Wolkers Monika C, Brouwenstijn Nathalie, Bakker Arnold H, Toebes Mireille, Schumacher Ton N M
Division of Immunology, Netherlands Cancer Institute, Plesmanlaan 121, 1066 CX Amsterdam, Netherlands.
Science. 2004 May 28;304(5675):1314-7. doi: 10.1126/science.1096268.

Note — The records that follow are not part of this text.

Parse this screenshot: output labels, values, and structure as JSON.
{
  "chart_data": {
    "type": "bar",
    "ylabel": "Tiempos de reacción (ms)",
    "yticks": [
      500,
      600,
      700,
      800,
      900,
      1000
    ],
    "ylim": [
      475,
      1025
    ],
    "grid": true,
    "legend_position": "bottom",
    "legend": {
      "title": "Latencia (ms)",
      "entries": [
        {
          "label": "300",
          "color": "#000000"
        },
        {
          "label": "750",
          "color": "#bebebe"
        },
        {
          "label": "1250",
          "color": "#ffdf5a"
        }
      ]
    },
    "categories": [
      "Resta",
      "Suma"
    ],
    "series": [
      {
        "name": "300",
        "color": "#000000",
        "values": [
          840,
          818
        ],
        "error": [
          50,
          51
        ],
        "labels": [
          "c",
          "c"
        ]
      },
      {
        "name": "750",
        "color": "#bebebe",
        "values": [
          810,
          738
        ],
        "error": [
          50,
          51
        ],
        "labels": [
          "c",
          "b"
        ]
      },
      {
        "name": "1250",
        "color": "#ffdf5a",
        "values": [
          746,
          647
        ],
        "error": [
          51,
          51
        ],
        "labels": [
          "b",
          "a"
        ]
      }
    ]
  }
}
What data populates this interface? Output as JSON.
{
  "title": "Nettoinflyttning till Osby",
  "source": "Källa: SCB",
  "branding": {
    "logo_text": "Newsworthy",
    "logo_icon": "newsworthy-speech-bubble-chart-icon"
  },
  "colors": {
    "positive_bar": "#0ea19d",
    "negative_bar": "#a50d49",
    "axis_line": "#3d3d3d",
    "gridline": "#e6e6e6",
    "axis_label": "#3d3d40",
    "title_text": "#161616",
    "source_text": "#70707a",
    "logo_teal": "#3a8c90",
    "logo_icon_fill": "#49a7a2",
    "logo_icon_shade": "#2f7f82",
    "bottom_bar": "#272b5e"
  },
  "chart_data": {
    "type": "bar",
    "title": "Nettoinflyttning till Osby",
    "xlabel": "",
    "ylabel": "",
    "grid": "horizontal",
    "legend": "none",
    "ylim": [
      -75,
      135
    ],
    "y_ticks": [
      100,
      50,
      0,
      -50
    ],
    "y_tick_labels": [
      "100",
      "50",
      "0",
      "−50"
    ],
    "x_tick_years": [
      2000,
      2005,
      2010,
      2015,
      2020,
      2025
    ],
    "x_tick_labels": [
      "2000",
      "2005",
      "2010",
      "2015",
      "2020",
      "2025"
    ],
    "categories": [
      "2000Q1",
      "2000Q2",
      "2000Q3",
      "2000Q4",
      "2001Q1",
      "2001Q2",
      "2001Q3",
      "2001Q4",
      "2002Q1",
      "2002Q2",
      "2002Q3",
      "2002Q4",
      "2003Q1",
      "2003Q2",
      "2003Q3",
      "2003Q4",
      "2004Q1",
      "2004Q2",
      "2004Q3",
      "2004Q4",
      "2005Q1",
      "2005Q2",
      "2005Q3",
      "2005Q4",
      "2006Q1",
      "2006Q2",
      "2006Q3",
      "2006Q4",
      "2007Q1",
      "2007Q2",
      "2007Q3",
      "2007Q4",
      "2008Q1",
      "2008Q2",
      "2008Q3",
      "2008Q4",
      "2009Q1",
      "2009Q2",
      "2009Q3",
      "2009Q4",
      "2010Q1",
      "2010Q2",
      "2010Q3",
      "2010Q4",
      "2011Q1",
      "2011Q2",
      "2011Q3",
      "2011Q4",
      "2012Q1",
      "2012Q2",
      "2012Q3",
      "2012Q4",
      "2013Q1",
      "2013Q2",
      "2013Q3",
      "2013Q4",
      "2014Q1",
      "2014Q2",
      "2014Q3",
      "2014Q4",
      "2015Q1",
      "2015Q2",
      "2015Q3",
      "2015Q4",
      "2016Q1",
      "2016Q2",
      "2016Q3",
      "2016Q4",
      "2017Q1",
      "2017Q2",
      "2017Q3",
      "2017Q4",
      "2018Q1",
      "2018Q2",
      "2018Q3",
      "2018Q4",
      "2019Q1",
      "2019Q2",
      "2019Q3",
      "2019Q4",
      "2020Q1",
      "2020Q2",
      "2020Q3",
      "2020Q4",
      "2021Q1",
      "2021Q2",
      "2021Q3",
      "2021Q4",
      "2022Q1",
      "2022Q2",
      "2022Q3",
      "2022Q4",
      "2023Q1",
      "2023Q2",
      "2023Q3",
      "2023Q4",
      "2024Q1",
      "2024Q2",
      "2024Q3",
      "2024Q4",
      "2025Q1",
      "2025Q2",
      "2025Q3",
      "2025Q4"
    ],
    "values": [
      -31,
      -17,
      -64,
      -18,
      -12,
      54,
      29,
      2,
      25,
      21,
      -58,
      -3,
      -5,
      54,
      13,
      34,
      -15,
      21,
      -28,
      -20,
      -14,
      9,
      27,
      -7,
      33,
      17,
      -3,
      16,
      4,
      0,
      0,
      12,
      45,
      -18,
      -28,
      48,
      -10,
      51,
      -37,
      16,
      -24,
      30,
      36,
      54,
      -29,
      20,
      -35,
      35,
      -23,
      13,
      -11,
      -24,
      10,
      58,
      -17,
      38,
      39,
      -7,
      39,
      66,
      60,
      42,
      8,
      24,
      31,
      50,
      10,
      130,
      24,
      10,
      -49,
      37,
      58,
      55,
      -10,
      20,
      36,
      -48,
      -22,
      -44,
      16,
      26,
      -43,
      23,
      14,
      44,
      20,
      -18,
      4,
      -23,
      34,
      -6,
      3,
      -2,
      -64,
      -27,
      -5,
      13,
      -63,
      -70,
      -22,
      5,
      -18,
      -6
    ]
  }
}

Activated CD8+ T cells detect virally infected cells and tumor cells by recognition of major histocompatibility complex class I-bound peptides derived from degraded, endogenously produced proteins. In contrast, CD8+ T cell activation often occurs through interaction with specialized antigen-presenting cells displaying peptides acquired from an exogenous cellular source, a process termed cross-priming. Here, we observed a marked inefficiency in exogenous presentation of epitopes derived from signal sequences in mouse models. These data indicate that certain virus- and tumor-associated antigens may not be detected by CD8+ T cells because of impaired cross-priming. Such differences in the ability to cross-present antigens should form important considerations in vaccine design.
活化的CD8 + T细胞通过识别源自降解的内源性产生的蛋白质的主要组织相容性复合体I类结合肽来检测病毒感染细胞和肿瘤细胞。相比之下,CD8 + T细胞活化通常通过与展示从外源细胞来源获得的肽的特化抗原呈递细胞相互作用而发生,这一过程称为交叉呈递。在这里,我们在小鼠模型中观察到源自信号序列的表位的外源呈递存在明显的低效率。这些数据表明,由于交叉呈递受损,某些病毒和肿瘤相关抗原可能无法被CD8 + T细胞检测到。抗原交叉呈递能力的这种差异应成为疫苗设计中的重要考虑因素。